Frequentemente, pensamos na tecnologia como a antítese da arte e cultura. É fácil pensar que a urgência da tecnologia não se presta à criação árdua e cuidadosa da arte, nem da preservação do patrimônio cultural. A tecnologia é direta e progressiva. Pensamos nela no âmbito das comunicações, saúde, engenharia, etc., áreas que estão evoluindo rapidamente. A arte e a cultura se desenvolveram durante milênios, em um progresso muito orgânico. Apesar disso, estamos assistindo cada vez mais projetos criados com o cruzamento da arte, cultura e tecnologia.

Por exemplo, a computação em nuvem foi usada recentemente em um esforço para preservar a cultura na Região Autônoma da Mongólia Interior da China. A língua Mongol é falada por mais de 7 milhões pessoas e também é um dos idiomas oficiais de algumas partes da China, juntamente com Mandarim Chinês. Por ser culturalmente significativo para essa demografia, foi importante anotar e preservar o idioma, uma oportunidade perfeita para mostrar novas tecnologias para criar uma solução.

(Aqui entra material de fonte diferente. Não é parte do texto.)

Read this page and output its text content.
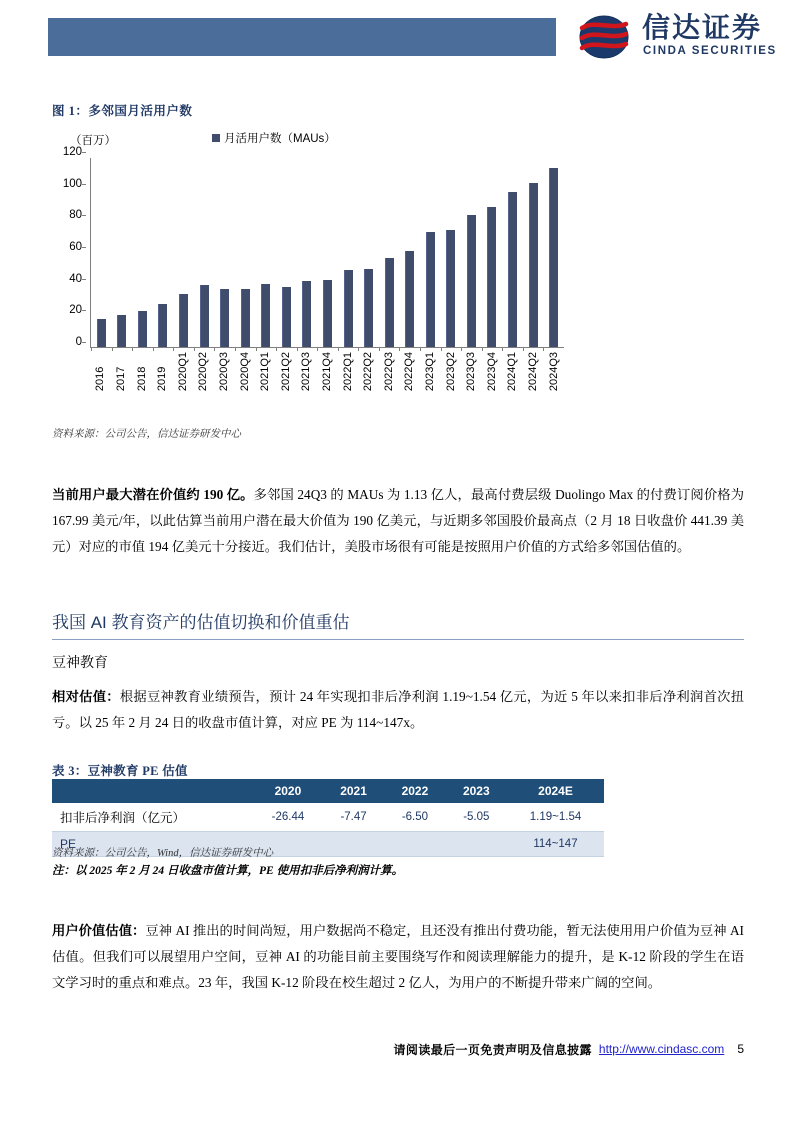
信达证券
CINDA SECURITIES
图 1：多邻国月活用户数
（百万）	月活用户数（MAUs）
0
20
40
60
80
100
120
2016 2017 2018 2019 2020Q1 2020Q2 2020Q3 2020Q4 2021Q1 2021Q2 2021Q3 2021Q4 2022Q1 2022Q2 2022Q3 2022Q4 2023Q1 2023Q2 2023Q3 2023Q4 2024Q1 2024Q2 2024Q3
资料来源：公司公告，信达证券研发中心
当前用户最大潜在价值约 190 亿。多邻国 24Q3 的 MAUs 为 1.13 亿人，最高付费层级 Duolingo Max 的付费订阅价格为 167.99 美元/年，以此估算当前用户潜在最大价值为 190 亿美元，与近期多邻国股价最高点（2 月 18 日收盘价 441.39 美元）对应的市值 194 亿美元十分接近。我们估计，美股市场很有可能是按照用户价值的方式给多邻国估值的。
我国 AI 教育资产的估值切换和价值重估
豆神教育
相对估值：根据豆神教育业绩预告，预计 24 年实现扣非后净利润 1.19~1.54 亿元，为近 5 年以来扣非后净利润首次扭亏。以 25 年 2 月 24 日的收盘市值计算，对应 PE 为 114~147x。
表 3：豆神教育 PE 估值
	2020	2021	2022	2023	2024E
扣非后净利润（亿元）	-26.44	-7.47	-6.50	-5.05	1.19~1.54
PE					114~147
资料来源：公司公告，Wind，信达证券研发中心
注：以 2025 年 2 月 24 日收盘市值计算，PE 使用扣非后净利润计算。
用户价值估值：豆神 AI 推出的时间尚短，用户数据尚不稳定，且还没有推出付费功能，暂无法使用用户价值为豆神 AI 估值。但我们可以展望用户空间，豆神 AI 的功能目前主要围绕写作和阅读理解能力的提升，是 K-12 阶段的学生在语文学习时的重点和难点。23 年，我国 K-12 阶段在校生超过 2 亿人，为用户的不断提升带来广阔的空间。
请阅读最后一页免责声明及信息披露 http://www.cindasc.com 5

Um banco de dados foi criado contendo mais de 19 milhões de palavras e frases. O programa baseou-se na tecnologia de computação em nuvem. Essa região da China determinou que as indústrias de big data e de computação em nuvem são os principais atores no desenvolvimento da área e prevê que até 2020, estas indústrias valerão mais de 100 bilhões Yuan (14,5 bilhões US Dólares).

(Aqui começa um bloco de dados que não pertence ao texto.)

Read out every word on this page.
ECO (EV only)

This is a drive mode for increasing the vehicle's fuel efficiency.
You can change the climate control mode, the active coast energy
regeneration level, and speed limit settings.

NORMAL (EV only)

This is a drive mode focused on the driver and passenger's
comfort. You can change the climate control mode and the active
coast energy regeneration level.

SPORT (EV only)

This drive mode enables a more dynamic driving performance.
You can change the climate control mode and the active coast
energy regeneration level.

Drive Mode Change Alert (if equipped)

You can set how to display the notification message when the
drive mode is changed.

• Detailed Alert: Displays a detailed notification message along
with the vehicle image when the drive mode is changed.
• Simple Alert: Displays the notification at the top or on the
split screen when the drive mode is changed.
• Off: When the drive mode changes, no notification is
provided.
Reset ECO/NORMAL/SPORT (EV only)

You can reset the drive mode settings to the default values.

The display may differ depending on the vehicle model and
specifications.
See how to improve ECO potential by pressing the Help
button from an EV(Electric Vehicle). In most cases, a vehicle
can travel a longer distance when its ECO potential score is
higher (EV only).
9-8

A computação em nuvem tem permitido a criação e armazenamento de dados da língua na Região Autônoma da Mongólia Interior da China e criou um programa que pode ser facilmente acessado com segurança. A preservação da língua Mongol é importante tanto para uma compreensão melhor da região, quanto para educação das gerações futuras, tudo isso possível graças à ajuda da tecnologia.